Music plays a big role in my life, it has always touched me, opened my eyes, and brought me a lot of joy. I’m very fortunate to have musician friends and access into this creative world. It’s so uplifting and wonderful. Nevertheless, I have not yet consciously dealt with any piece of music in my work. Most of the time I listen to music by intensely. I completely immerse in the music. I never listen to music during the initial phase of a work, only later maybe when I am doing simple manual labor. Very rarely do I find a piece that has the right mood to accompany me the whole time with an object.
But I have made drawings in collaboration with musicians. Last year drawings on various types of paper depicting fire and water for a musician to help him explain his composition. It is an inspiring extension to deal with requests that would not primarily arise as a topic within myself but then lead to fruitful work and cooperation. As already mentioned, the same applies to commissioned work.

What are you currently working on and what are your plans for 2023?

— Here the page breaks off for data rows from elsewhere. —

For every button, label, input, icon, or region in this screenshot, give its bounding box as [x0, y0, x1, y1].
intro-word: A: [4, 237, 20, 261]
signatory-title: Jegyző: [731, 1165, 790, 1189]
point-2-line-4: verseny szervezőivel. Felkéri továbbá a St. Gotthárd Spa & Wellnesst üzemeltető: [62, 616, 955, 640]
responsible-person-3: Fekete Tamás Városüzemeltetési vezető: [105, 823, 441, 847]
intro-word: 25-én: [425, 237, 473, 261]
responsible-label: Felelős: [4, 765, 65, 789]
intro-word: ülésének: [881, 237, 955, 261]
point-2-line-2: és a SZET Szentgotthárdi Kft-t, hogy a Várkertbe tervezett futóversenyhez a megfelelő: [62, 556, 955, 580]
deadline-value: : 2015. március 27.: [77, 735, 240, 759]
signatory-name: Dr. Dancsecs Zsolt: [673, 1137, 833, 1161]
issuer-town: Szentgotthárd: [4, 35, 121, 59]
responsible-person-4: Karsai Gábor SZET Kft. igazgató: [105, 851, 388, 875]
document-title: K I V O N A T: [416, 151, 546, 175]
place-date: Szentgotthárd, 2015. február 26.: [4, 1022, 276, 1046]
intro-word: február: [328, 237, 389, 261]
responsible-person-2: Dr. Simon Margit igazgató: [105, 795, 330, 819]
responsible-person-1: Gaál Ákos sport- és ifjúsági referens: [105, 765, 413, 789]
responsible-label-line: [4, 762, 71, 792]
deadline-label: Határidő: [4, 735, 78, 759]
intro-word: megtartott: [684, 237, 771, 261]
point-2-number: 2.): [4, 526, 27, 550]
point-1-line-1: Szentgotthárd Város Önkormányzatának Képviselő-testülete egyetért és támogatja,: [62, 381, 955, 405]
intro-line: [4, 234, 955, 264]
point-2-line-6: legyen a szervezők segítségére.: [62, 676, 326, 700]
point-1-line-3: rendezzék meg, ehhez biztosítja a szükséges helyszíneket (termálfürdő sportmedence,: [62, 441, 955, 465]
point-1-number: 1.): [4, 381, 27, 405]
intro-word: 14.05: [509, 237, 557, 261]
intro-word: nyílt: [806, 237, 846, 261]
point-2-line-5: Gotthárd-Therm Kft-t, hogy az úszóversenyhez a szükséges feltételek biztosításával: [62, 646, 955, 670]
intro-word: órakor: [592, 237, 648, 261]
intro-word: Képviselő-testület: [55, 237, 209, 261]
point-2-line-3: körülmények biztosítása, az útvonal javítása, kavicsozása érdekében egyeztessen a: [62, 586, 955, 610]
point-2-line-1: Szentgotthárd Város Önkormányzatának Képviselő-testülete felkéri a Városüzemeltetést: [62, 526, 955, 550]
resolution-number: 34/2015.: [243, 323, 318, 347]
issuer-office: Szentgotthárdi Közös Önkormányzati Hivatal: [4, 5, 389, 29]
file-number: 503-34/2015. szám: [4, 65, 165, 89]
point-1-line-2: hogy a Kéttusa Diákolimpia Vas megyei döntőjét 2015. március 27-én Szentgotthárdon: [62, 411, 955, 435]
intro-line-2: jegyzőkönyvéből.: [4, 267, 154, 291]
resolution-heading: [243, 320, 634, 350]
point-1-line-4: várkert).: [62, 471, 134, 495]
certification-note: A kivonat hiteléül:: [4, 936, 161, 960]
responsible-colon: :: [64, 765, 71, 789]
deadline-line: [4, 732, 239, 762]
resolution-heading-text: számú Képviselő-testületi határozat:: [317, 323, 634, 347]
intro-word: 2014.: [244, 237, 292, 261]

I do not enjoy speaking about my unfinished projects, because they are always in flux, and this is something magical that should only be mentioned when it is done. I guess I am superstitious. Nevertheless, I will be doing a few things I can mention:
First, tidying up the workshop and sorting it out needs to be done, a tedious task that I don’t really like doing. Then patinate unfinished bronzes and combine them with other materials, which is often quite complicated, for instance Arche Solaris. A bronze mask rising from iron nails. Tackling a large sculpture commission for a yoga studio. Drawing the sequence of the mukabele. Develop moon pictures for the composer and organist Hans Peter Schulz. In addition to creative artistic work, there is a whole lot else that fills my days, for instance bodywork, meditation and spinning dance. Then there is everyday life and the big house, almost completely renovated but still full of work and the 1200 sqm garden with greenhouse and vegetable beds.
Oh yes, and there seems to be a break from figurative to more abstract forms coming up, or even better yet , a more delicate and less focused aspect of the human figure, who knows.

Dear Danielle, it’s quite difficult to talk about myself and my work, I prefer speaking about cooking and heaven. But for that very reason, thank you very much for your questions and your attention.